Donizetti's L'elisir d'amore in Rome,
enjoyed by GIUSEPPE PENNISI
enjoyed by GIUSEPPE PENNISI
Gaetano Donizetti's L'elisir d'amore is one of the favorite staples of the repertoire, as judged by both opera managers and audience. It requires only a few singers and can work well even with a simple stage set which can be easily transferred from theatre to theatre. It has several well-known arias, easy to remember and hum, even though some of the musical numbers are impervious and require excellent and very skilled voices. There is, however, a misunderstanding about the core of the work. Several opera guidebooks — eg the centennial world famous The Complete Opera Book by Gustav Kobbé and the more recent Gerhart von Westerman's Opera Guide — treat L'elisir d'amore as a comic opera or even an opera buffa; they purport that, during the decades when Donizetti and his operas were nearly forgotten, L'elisir never left the repertory, at least in secondary or Provincial Italian theatres, because it is pure comedy with two hilarious characters (Dulcamara and Belcore) and a sweet young couple as well as a comparatively easy orchestration.
Even now, L'elisir is often staged as pure entertainment, with emphasis on Dulcamara's chattering parlando, on Belcore's swaggering, on the sweetness of Nemorino and on Adina's tricks. The fifth character, Giannetta, has a very minor role, both musically and dramatically. Nonetheless, L'elisir is called, by its very authors, 'melodramma giocoso', which means a semi-serious opera like Rossini's La Gazza Ladra, Paisiello's Nina Pazza per Amore, Mayr's Lodoiska and Bellini's La Sonnambula. This was a category of musical theatre very popular at the beginning of the nineteenth century. Donizetti composed several semi-seria operas like Linda di Chamonix and Il Furioso nell'Isola di San Domingo.
This category of operas pleased the audience during difficult times (wars, revolutions, social and political turmoil) because it combines drama with comic relief. It is a very hard balance to reach for all the stakeholders involved in producing L'elisir because the dramatic and comic elements are carefully mixed, indeed intertwined.

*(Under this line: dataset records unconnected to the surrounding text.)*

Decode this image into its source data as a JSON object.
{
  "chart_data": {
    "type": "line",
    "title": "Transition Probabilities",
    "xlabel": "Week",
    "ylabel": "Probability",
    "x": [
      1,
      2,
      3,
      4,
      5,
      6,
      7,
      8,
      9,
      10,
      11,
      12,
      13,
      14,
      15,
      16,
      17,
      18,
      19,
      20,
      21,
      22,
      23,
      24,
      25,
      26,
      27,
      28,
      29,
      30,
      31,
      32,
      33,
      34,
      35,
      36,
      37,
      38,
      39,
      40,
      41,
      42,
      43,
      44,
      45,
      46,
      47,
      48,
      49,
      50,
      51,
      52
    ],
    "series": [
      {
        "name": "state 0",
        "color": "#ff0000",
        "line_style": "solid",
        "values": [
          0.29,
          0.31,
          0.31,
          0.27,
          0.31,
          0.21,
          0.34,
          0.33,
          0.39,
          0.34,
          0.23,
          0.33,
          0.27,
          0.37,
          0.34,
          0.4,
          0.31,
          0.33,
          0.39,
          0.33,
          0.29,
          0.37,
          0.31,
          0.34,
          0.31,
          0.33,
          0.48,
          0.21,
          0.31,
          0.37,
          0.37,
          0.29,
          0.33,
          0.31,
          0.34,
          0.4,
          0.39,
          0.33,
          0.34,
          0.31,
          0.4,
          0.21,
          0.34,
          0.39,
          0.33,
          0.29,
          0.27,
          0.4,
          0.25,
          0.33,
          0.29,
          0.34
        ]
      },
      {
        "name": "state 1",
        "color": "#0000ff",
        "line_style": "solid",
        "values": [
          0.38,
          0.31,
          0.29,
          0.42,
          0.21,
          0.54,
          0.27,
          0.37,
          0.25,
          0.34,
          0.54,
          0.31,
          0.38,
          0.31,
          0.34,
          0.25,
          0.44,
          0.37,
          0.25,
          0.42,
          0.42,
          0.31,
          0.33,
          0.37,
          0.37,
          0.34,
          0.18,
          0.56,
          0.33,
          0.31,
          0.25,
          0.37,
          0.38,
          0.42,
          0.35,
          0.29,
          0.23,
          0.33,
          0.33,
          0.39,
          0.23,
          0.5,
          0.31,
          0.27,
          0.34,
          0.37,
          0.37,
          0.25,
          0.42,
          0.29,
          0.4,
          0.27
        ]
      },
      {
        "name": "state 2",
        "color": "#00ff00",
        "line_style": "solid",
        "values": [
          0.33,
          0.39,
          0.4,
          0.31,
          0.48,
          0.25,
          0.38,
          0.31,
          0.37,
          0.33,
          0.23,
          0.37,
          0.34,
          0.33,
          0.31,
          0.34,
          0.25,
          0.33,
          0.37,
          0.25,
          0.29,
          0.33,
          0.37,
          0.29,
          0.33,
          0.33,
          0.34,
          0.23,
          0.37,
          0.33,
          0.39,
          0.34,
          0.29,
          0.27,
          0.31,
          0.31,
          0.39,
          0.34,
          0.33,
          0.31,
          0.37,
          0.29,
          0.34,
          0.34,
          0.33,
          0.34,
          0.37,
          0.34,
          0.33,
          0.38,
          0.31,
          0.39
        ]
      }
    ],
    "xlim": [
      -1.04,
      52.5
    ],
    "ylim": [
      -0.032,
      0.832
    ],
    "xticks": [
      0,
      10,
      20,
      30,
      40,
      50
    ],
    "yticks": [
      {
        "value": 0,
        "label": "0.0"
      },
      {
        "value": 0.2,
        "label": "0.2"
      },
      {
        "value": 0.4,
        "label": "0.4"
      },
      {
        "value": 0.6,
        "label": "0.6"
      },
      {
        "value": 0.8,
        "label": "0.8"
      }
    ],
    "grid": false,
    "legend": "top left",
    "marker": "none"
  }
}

In L'elisir there is even irony — eg Belcore's cavatina, or entrance aria, Come Paride Vezzoso, is clearly a parody of the Metastasian opera seria then still performed in several Italian theatres. In my opinion, among the characters, the only clear-cut buffo is the pompous Dulcamara. The more charming, and relatively easy, opening arias Quanto è bella and Chiedi all'Aura Lusinghiera lead the way to progressive escalation to the two final heights — Nemorino's terrific Una Furtiva Lacrima and Adina's short but very dense rondo Il mio rigor dimentica.
The main asset of the L'elisir produced in Rome (and seen and heard on the 8 May 2014 opening night) is that both the musical and stage directions keep the proper balance between drama and comedy required in a melodramma giocoso. It is not a wholly new production. The dramaturgy is the product of the work of a Neapolitan team (Ruggero Capuccio, stage direction, Nicola Rubertelli, sets, Carlo Poggioli, costumes and Agostino Angelini, lighting) and has been conceived for travelling: very simple props and painted curtains and on-stage gags and even tightrope walkers and clowns but gentle colors with a prevalence of pale blue and white. It was seen originally in Rome in February 2011; since then, the farce aspects have been underplayed and more emphasis has been placed on the sentimental side. A better balance, in my opinion, than that in the much applauded staging by Damiano Michieletto seen in Valencia and Palermo (Read Mixed Feelings, 17 June 2012).
The musical direction is entrusted to the well-known veteran Donato Renzetti. However, in L'elisir, the real pudding is the singing and acting. Here, the Teatro dell'Opera made the choice to rely on young singers: Rosa Feola as Adina, Antonio Poli as Nemorino, Alessandro Luongo as Belcore, Adrian Sampetrean as Dulcamara and Damiana Mizzi as Giannetta — a good group, able to sing and act effectively. All have the promise of great careers.
Nonetheless, Antonio Poli was a coup de théâtre himself. He is young; in the 2011 Salzburg Whitsun festival, he was just out of school and was appreciated in the rarely performed Mercadante opera I Due Figaro. In Rome, I saw and heard him as Samuel in Nabucco (with Riccardo Muti in the pit). In the 2011 staging of L'elisir, he was Nemorino in the second cast. He has grown in both acting and singing to be perfect for the role. In the key aria Una Furtiva Lacrima, he gave the audience a marvelous (and difficult) B flat in the first part, a resounding high C in the second, and a moving B natural at the end, as well excellent phrasing and high class legato singing.
His voice is a beautiful and delicate instrument. He must resist the temptation to take up roles (eg Duca di Mantova in Rigoletto) which may spoil it. There are almost no Italian lyric tenors on the market. Poli should restrict his repertory to Donizett, Bellini and Rossini. He has a golden opportunity to become the best in this area.